Connecticut Moves Toward Data-Driven Government


Connecticut Governor Ned Lamont convened his first cabinet meeting this week, with a focus on data-driven government. Lamont wants to create a fully digital state government in Connecticut and has released a series of proposals toward that goal. Monday’s cabinet meeting started getting into the particulars.

Connecticut will deploy a new, cross-agency performance management system that the governor says, “will bring private-sector discipline and customer focus to the mission of government.”

Housed within the Office of Policy and Management (OPM) and managed in close collaboration with the Office of the Governor, the performance management system will introduce clear priorities and align agency efforts around: jobs and the economy, child and family success, transportation, and community vitality.

Governor Lamont’s agenda also includes streamlining the number of forms individuals and the government need to use to do business and putting many of them online. The governor wants to link data across agencies so that the best resources can be provided. For example, linking emergency room and corrections data to help shuttle people toward supportive housing, with the ultimate goal of helping them exit the system and return fully to society. The governor would also like to see greater alignment between childcare, housing and transportation supports with state workforce programs so families can overcome barriers and the state can reduce long-term subsidy.

Governor Lamont has appointed David Wilkinson as Chief Performance Officer to oversee the cross-agency initiative. He will report to the state’s Chief Operating Officer Paul Mounds and OPM Secretary Melissa McCaw, and also collaborate closely with Department of Administrative Services Commissioner Josh Geballe to help manage digital transformation throughout state government.

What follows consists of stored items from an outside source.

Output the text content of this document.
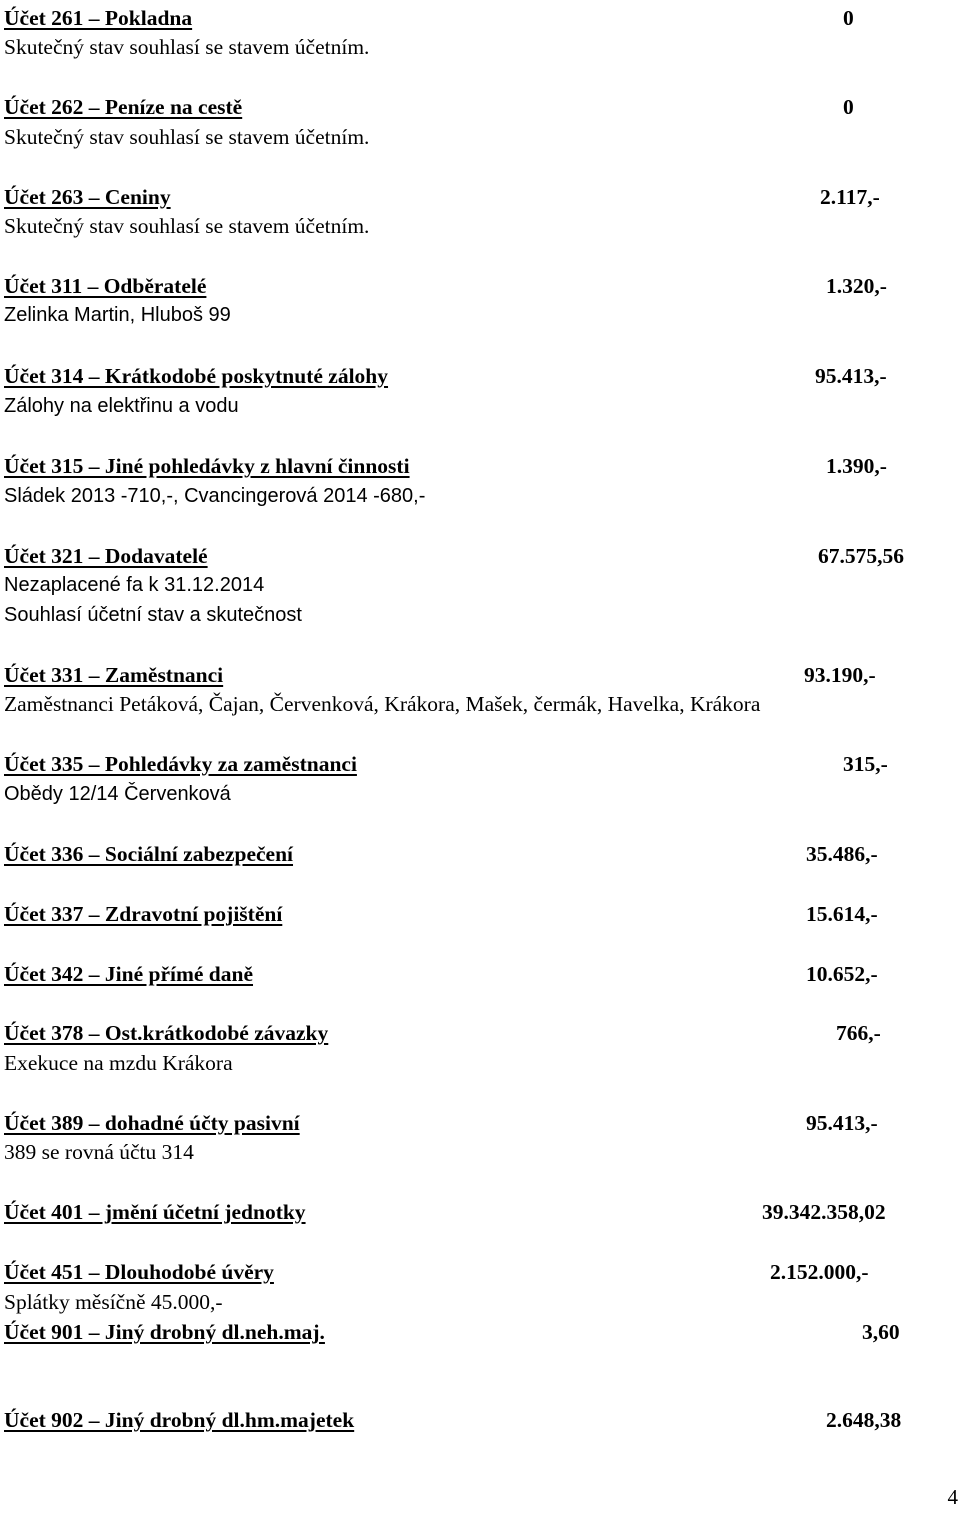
Účet 261 – Pokladna	0
Skutečný stav souhlasí se stavem účetním.
Účet 262 – Peníze na cestě	0
Skutečný stav souhlasí se stavem účetním.
Účet 263 – Ceniny	2.117,-
Skutečný stav souhlasí se stavem účetním.
Účet 311 – Odběratelé	1.320,-
Zelinka Martin, Hluboš 99
Účet 314 – Krátkodobé poskytnuté zálohy	95.413,-
Zálohy na elektřinu a vodu
Účet 315 – Jiné pohledávky z hlavní činnosti	1.390,-
Sládek 2013 -710,-, Cvancingerová 2014 -680,-
Účet 321 – Dodavatelé	67.575,56
Nezaplacené fa k 31.12.2014
Souhlasí účetní stav a skutečnost
Účet 331 – Zaměstnanci	93.190,-
Zaměstnanci Petáková, Čajan, Červenková, Krákora, Mašek, čermák, Havelka, Krákora
Účet 335 – Pohledávky za zaměstnanci	315,-
Obědy 12/14 Červenková
Účet 336 – Sociální zabezpečení	35.486,-
Účet 337 – Zdravotní pojištění	15.614,-
Účet 342 – Jiné přímé daně	10.652,-
Účet 378 – Ost.krátkodobé závazky	766,-
Exekuce na mzdu Krákora
Účet 389 – dohadné účty pasivní	95.413,-
389 se rovná účtu 314
Účet 401 – jmění účetní jednotky	39.342.358,02
Účet 451 – Dlouhodobé úvěry	2.152.000,-
Splátky měsíčně 45.000,-
Účet 901 – Jiný drobný dl.neh.maj.	3,60
Účet 902 – Jiný drobný dl.hm.majetek	2.648,38
4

Wilkinson and Mounds are focused on reducing the redundancy in government as part of digital transformation.

Connecticut joins a growing group of states that are looking for ways to better share data and align services. To do so successfully, governments will have to build the technology infrastructure alongside a culture of collaboration, which can mean significant change management within government.

“We can go further and faster when we row together,” Mounds said. “By focusing on results and reducing redundancy, we better honor the work of our dedicated state workforce and ultimately, our residents’ taxpayer dollars.”